O primeiro deles é o chamado Movimento dos Focolares (ou Obra de Maria) — abordado no capítulo 4 desta obra —, um movimento espiritualista nascido em Itália na década de 1930 (fundado pela activista católica Chiara Lubich), que promove votos de castidade, pobreza e obediência e se declara «reevangelizador » tanto de cristãos como de leigos e ateus. O segundo grupo é o do Movimento Neocatecumenal (capítulo 5), fundado em Espanha na década de 1960 com o propósito de «re-missionar» uma Europa «pós-cristã», agnóstica e ateia (p. 96), invocando a exigência da conversão, baptismo e catequese como o «único caminho verdadeiro». Já o terceiro «grupo» não o será tanto, mas antes um movimento de renovação mais abrangente: a Renovação Carismática — ou, nas palavras do autor, um «pentecostalismo católico» (p. 119). Este movimento, transversal ao catolicismo e protestantismo e assente essencialmente no reconhecimento de contacto directo e «íntimo» (p. 123) com Deus através do Espírito Santo (que se manifesta e atribui «carismas » aos crentes), conseguiu igualmente ver-se reconhecido como expressão federativa.

Estes três grupos — a sua história, organização e especificidade — são acertadamente descritos por Costa, que nos dá conta da forma como foram recebidos no seio da Cúria vaticana (um interessante mecanismo de aferição do seu papel no cristianismo contemporâneo). Este esforço descritivo antecederá (esperamos nós) a apresentação do contexto empírico em causa, que o autor abordou através de observação directa e da aplicação de um questionário — cuja relevância e vicissitudes discutirá ao longo de todo um capítulo (o 7), mas que, curiosamente, não nos é disponibilizado na obra. No entanto, Costa regressa a um registo de heurística sociológica ao procurar reflectir sobre os aspectos comuns e afins aos três movimentos propostos (capítulo 8) — os perfis sociográficos, os contextos de proselitismo e recruta, dinâmicas de conversão — para depois insistir nos aspectos particulares de cada um (capítulos 9, 10 e 11). É aqui, finalmente, que ficamos a conhecer aspectos concretos da vida e actividade focolar, neocatecumenal ou carismática, a incursão nas suas particularidades e a complexificação dos retratos superficiais e homogéneos anteriormente traçados: as ideologias, tensões, discrepâncias entre grupos e no seio dos mesmos, o seu lugar na religiosidade cristã local, etc.

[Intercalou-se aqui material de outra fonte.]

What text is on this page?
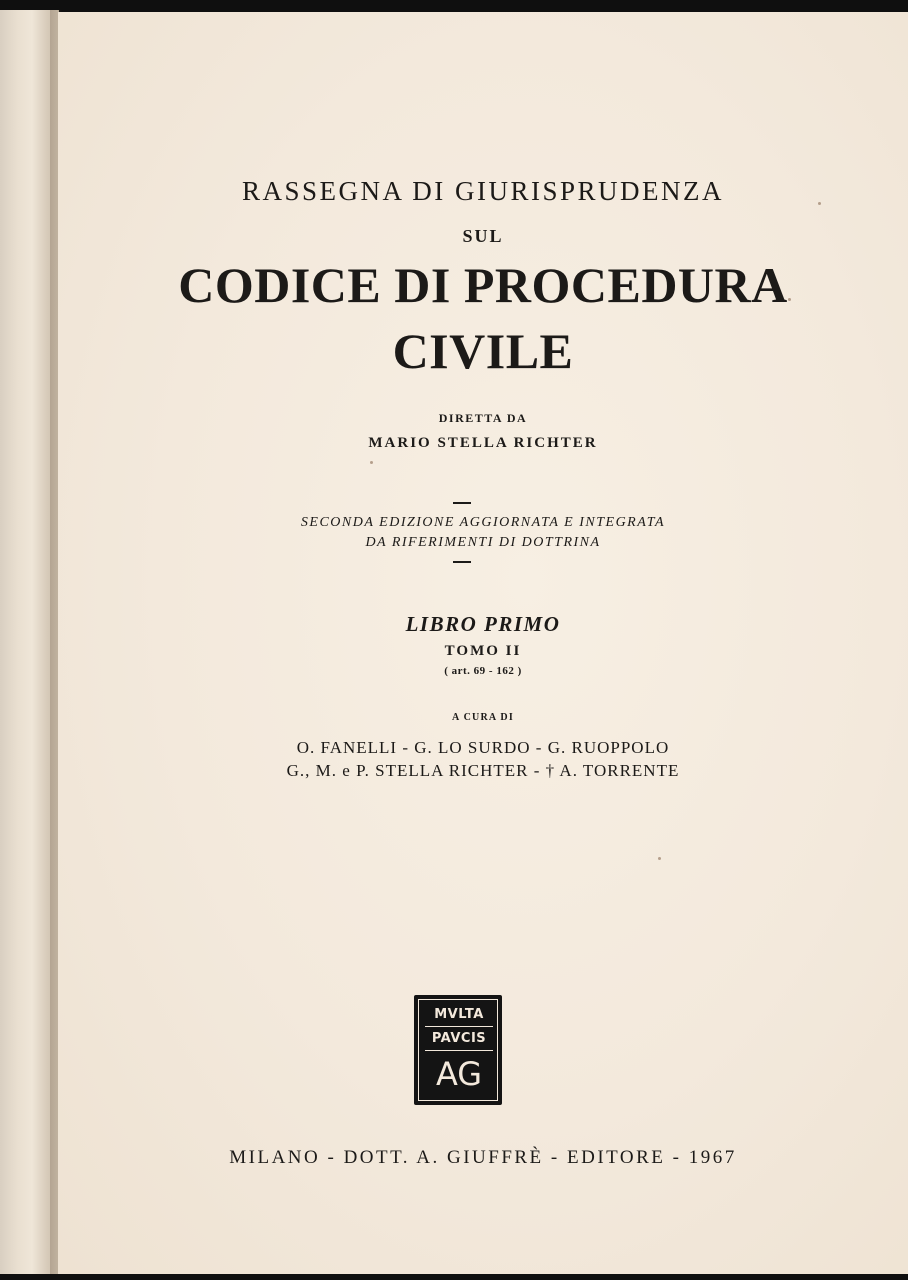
RASSEGNA DI GIURISPRUDENZA
SUL
CODICE DI PROCEDURA
CIVILE
DIRETTA DA
MARIO STELLA RICHTER
SECONDA EDIZIONE AGGIORNATA E INTEGRATA
DA RIFERIMENTI DI DOTTRINA
LIBRO PRIMO
TOMO II
( art. 69 - 162 )
A CURA DI
O. FANELLI - G. LO SURDO - G. RUOPPOLO
G., M. e P. STELLA RICHTER - † A. TORRENTE
MVLTA
PAVCIS
AG
MILANO - DOTT. A. GIUFFRÈ - EDITORE - 1967
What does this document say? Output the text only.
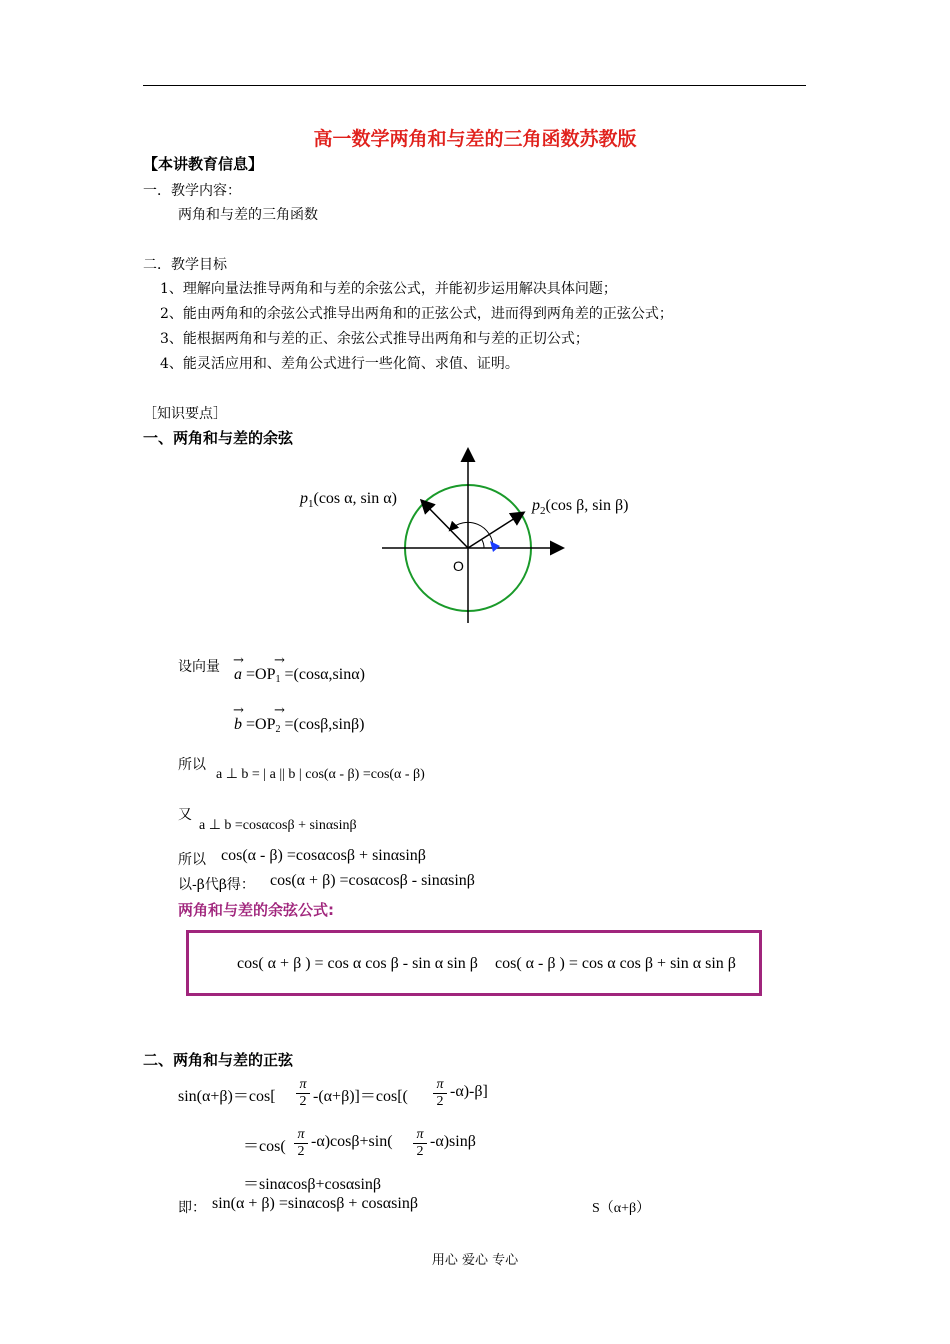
高一数学两角和与差的三角函数苏教版
【本讲教育信息】
一．教学内容：
两角和与差的三角函数
二．教学目标
1、理解向量法推导两角和与差的余弦公式，并能初步运用解决具体问题；
2、能由两角和的余弦公式推导出两角和的正弦公式，进而得到两角差的正弦公式；
3、能根据两角和与差的正、余弦公式推导出两角和与差的正切公式；
4、能灵活应用和、差角公式进行一些化简、求值、证明。
［知识要点］
一、两角和与差的余弦
O
$p_1(\cos$ α, sin α)	$p_2(\cos$ β, sin β)
设向量 → →
$a =OP_1 =(\cos\alpha,\sin\alpha)$
→ →
$b =OP_2 =(\cos\beta,\sin\beta)$
所以
a ⊥ b = | a || b | cos(α - β) =cos(α - β)
又
a ⊥ b =cosαcosβ + sinαsinβ
所以 cos(α - β) =cosαcosβ + sinαsinβ
以-β代β得： cos(α + β) =cosαcosβ - sinαsinβ
两角和与差的余弦公式:
cos( α + β ) = cos α cos β - sin α sin β cos( α - β ) = cos α cos β + sin α sin β
二、两角和与差的正弦
sin(α+β)＝cos[
π
2 -(α+β)]＝cos[(
π
2
-α)-β]
＝cos(
π
2
-α)cosβ+sin( π
2
-α)sinβ
＝sinαcosβ+cosαsinβ
即： sin(α + β) =sinαcosβ + cosαsinβ	S（α+β）
用心 爱心 专心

Com uma estrutura de argumentação que nos transporta progressivamente do plano abstracto e teórico (a sociologia das religiões contemporâneas) para o plano empírico e concreto (os novos movimentos eclesiais em Braga) e com um estilo de argumentação nem sempre linear e facilitador, o leitor fica com uma certa sensação de desequilíbrio a favor da reflexão teórica: não ficamos com um retrato suficientemente consistente sobre a realidade portuguesa e, neste caso concreto, do Norte do país — noutras palavras, como é que estes grupos vivem a sua experiência religiosa de facto no contexto da realidade portuguesa contemporânea? É-nos oferecida informação deste teor, mas dispersa por notas de rodapé e comentários laterais nas páginas finais dos capítulos.

No entanto, esta será, em última instância, uma opção metodológica do autor, cujo propósito principal é, assumidamente, o de elaborar uma «sociologia dos novos movimentos eclesiais». Neste sentido, estamos perante uma contribuição valiosíssima para as ciências sociais preocupadas com a religiosidade e cristianismo em Portugal.